Looking neither to right nor left, he made his way very quickly up the Rue Richelieu towards the Montmartre quarter, where he lodged.
De Batz stood and watched him for as long as the dim lights of the street lamps illumined his slim, soberly-clad figure; then he turned on his heel and walked off in the opposite direction.
His florid, pock-marked face wore an air of contentment not altogether unmixed with a kind of spiteful triumph.
"So, my pretty Scarlet Pimpernel," he muttered between his closed lips, "you wish to meddle in my affairs, to have for yourself and your friends the credit and glory of snatching the golden prize from the clutches of these murderous brutes.

Well, we shall see!
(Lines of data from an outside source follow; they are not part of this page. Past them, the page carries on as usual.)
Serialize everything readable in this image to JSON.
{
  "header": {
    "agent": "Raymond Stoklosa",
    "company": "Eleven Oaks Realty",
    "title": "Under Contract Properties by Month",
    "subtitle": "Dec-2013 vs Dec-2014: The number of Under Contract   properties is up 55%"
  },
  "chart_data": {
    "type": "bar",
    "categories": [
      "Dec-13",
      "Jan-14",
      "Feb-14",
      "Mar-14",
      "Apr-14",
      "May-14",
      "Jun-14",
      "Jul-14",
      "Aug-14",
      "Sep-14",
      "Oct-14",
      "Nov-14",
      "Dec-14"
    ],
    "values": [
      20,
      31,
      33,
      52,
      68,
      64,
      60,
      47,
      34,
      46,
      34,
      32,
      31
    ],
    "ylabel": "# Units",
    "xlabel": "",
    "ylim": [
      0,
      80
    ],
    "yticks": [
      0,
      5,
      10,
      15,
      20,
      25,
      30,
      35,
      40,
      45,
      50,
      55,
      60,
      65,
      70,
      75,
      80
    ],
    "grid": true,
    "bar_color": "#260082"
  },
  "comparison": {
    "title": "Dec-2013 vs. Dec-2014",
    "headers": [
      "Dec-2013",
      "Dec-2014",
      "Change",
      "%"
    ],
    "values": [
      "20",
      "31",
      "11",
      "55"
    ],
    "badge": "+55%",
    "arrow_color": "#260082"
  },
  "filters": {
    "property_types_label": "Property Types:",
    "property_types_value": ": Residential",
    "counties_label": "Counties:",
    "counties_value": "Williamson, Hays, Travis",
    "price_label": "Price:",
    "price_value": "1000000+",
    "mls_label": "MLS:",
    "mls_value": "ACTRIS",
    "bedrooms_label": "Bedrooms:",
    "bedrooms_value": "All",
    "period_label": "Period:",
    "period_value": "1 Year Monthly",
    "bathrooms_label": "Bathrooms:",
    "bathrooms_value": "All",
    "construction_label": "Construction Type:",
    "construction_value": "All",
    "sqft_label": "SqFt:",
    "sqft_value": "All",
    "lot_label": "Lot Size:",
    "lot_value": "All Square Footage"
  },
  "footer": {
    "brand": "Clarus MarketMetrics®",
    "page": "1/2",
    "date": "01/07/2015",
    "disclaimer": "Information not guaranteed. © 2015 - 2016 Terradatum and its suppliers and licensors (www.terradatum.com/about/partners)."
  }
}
We shall see which is the wiliest--the French ferret or the English fox." He walked deliberately away from the busy part of the town, turning his back on the river, stepping out briskly straight before him, and swinging his gold-beaded cane as he walked.
The streets which he had to traverse were silent and deserted, save occasionally where a drinking or an eating house had its swing-doors still invitingly open.

From these places, as de Batz strode rapidly by, came sounds of loud voices, rendered raucous by outdoor oratory; volleys of oaths hurled irreverently in the midst of impassioned speeches; interruptions from rowdy audiences that vied with the speaker in invectives and blasphemies; wordy war-fares that ended in noisy vituperations; accusations hurled through the air heavy with tobacco smoke and the fumes of cheap wines and of raw spirits.
De Batz took no heed of these as he passed, anxious only that the crowd of eating-house politicians did not, as often was its wont, turn out pele-mele into the street, and settle its quarrel by the weight of fists.

He did not wish to be embroiled in a street fight, which invariably ended in denunciations and arrests, and was glad when presently he had left the purlieus of the Palais Royal behind him, and could strike on his left toward the lonely Faubourg du Temple.
From the dim distance far away came at intervals the mournful sound of a roll of muffled drums, half veiled by the intervening hubbub of the busy night life of the great city.

It proceeded from the Place de la Revolution, where a company of the National Guard were on night watch round the guillotine.